Tuesday, April 20, 2010

World's Greatest Cloud Service Provider

Along with several of my colleagues, I am particularly attracted to our cloud computing roadmap, and I spend a fair amount of time exploring related ideas and companies. It came as a bit of a surprise to find that the world's greatest cloud service provider was a virtual unknown just a week ago:

(Credit to my friends at Parallels for sharing this image with me.)

Wednesday, April 07, 2010

Spam is everywhere, not just in email

About five years ago, I focused on building highly valuable businesses on the back of user-generated content. I led my first related investment in 2005. It was in a San Francisco-based startup called Yelp. Over the following 18 months, I led three other Bessemer investments based on the same fundamental roadmap: Wikia, OLX and LinkedIn.

One nice thing about the roadmap approach to investing is that when you discover a compelling roadmap, follow it and identify talented entrepreneurs who share your conviction, you end up investing in some great companies. LinkedIn, Wikia and Yelp are each now among the top-100 ranked websites by Quantcast. It's a bit harder to measure the size of OLX because it’s largely used by consumers outside the USA across several domains (http://www.olx.com.br, http://www.olx.pt, http://www.olx.ru and many others), but it is probably the largest site in my portfolio and reached more than 100,000,000 unique visitors last month. As satisfying as the success these companies have had pleasing consumers is that that each has a proven, working business model. I wish all of my investment roadmaps were as productive as the one based on user-generated content.

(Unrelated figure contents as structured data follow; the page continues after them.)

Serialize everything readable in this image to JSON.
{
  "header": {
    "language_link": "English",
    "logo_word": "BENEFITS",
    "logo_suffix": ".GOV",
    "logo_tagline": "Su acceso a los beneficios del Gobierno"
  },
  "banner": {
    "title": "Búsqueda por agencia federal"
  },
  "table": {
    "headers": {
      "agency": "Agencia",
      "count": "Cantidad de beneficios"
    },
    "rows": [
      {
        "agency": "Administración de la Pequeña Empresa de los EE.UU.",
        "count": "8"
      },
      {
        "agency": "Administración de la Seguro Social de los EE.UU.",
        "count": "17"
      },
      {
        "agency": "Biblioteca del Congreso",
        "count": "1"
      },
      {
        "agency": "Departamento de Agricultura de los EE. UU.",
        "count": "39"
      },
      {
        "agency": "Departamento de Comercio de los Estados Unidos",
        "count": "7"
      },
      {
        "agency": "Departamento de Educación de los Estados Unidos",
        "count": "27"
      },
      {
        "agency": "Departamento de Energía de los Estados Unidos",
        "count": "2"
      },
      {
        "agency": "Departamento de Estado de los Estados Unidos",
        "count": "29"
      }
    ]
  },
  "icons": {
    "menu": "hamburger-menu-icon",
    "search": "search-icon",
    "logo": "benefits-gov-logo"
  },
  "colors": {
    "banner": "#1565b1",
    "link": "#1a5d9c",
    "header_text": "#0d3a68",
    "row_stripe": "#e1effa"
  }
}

But it's not all happiness in user-generated content land. There are lots of challenges with it, and perhaps at the top of the list is that you don't actually control your site's content. That leads to troublesome spam.

Spam at Wikia
Wikia is a giant collection of wikis that anyone can edit. I think it was about a month after we invested that one my colleagues rushed into my office to ask when I last visited Wikia's home page. Without hesitation, I pulled up the site and was greeted by a massive image of two naked adults exploring one of the more creative entries in the Kama Sutra. Sadly, it feels as though for every well-meaning Internet consumer, there's at least one evildoer. (The ratio is probably much better than 1:1, but the evildoers each seem to make the "contributions" of 10 or even 100 people, and so the "effective" ratio is probably much worse than 1:1.)

Spam at OLX
OLX provides free classified sites in almost 50 languages in 100 countries around the world. They now collect more than 100,000 new free postings every day. These posts advertise the likes of a used car for sale, an apartment for rent or a job opening. Incredibly, OLX's computer algorithms automatically tag 50% of those new postings as spam and delete them immediately. FIFTY percent! Even more incredible is that OLX tunes its algorithm to be extremely conservative: if it might not be spam, they don't delete it. Once the computers are done reviewing the content, a crack team of customer service agents in Buenos Aires manually reviews every remaining post. The human reviewers end up tagging half of what's left as spam too! That means for every useful post, there are three pieces of spam. Left unchecked, the spammers would completely destroy the utility of OLX because you'd have to wade through gobs of crap to find real posts.

Spam at Yelp
Yelp is a site where consumers post their subjective reviews of local businesses. Yelp identified the spam problem early in its development, and came up with a highly effective way to filter out spam on its site. Spam in the context of Yelp is most often a shill review written to make a particular business look great or (its competitor's look horrible). The sentiment embedded in Yelp reviews about most local establishments feels real because most of the spam has been removed. The opacity of Yelp's spam filter frustrated a number of business owners, and so Yelp just launched a new feature to let consumers look at the reviews that were automatically removed.

The result is amazing. In a random sample of business profile pages I just visited on Yelp, the "filtered" reviews account for anywhere from 10% to 50% of the total! Much of the spam is truly shameless. My favorite reaction to Yelp's new feature was from The Next Web, and it's priceless:
Looking through the reviews that Yelp’s algorithm filtered out brings to mind a single thought: ‘Wow. It’s like viewing Yelp through Citysearch goggles.’

Everyone knows that not a day goes by when spam doesn't invade our email inboxes. We use filters and other defenses to prevent spam from destroying the utility of email. It is less obvious that, if left unchecked, spam would also destroy many of the most useful properties on the Internet. Thankfully, some of the best user-generated content sites have developed sophisticated techniques to keep the spam at bay. Let's just hope they keep innovating fast enough to stay a step ahead of the bad guys.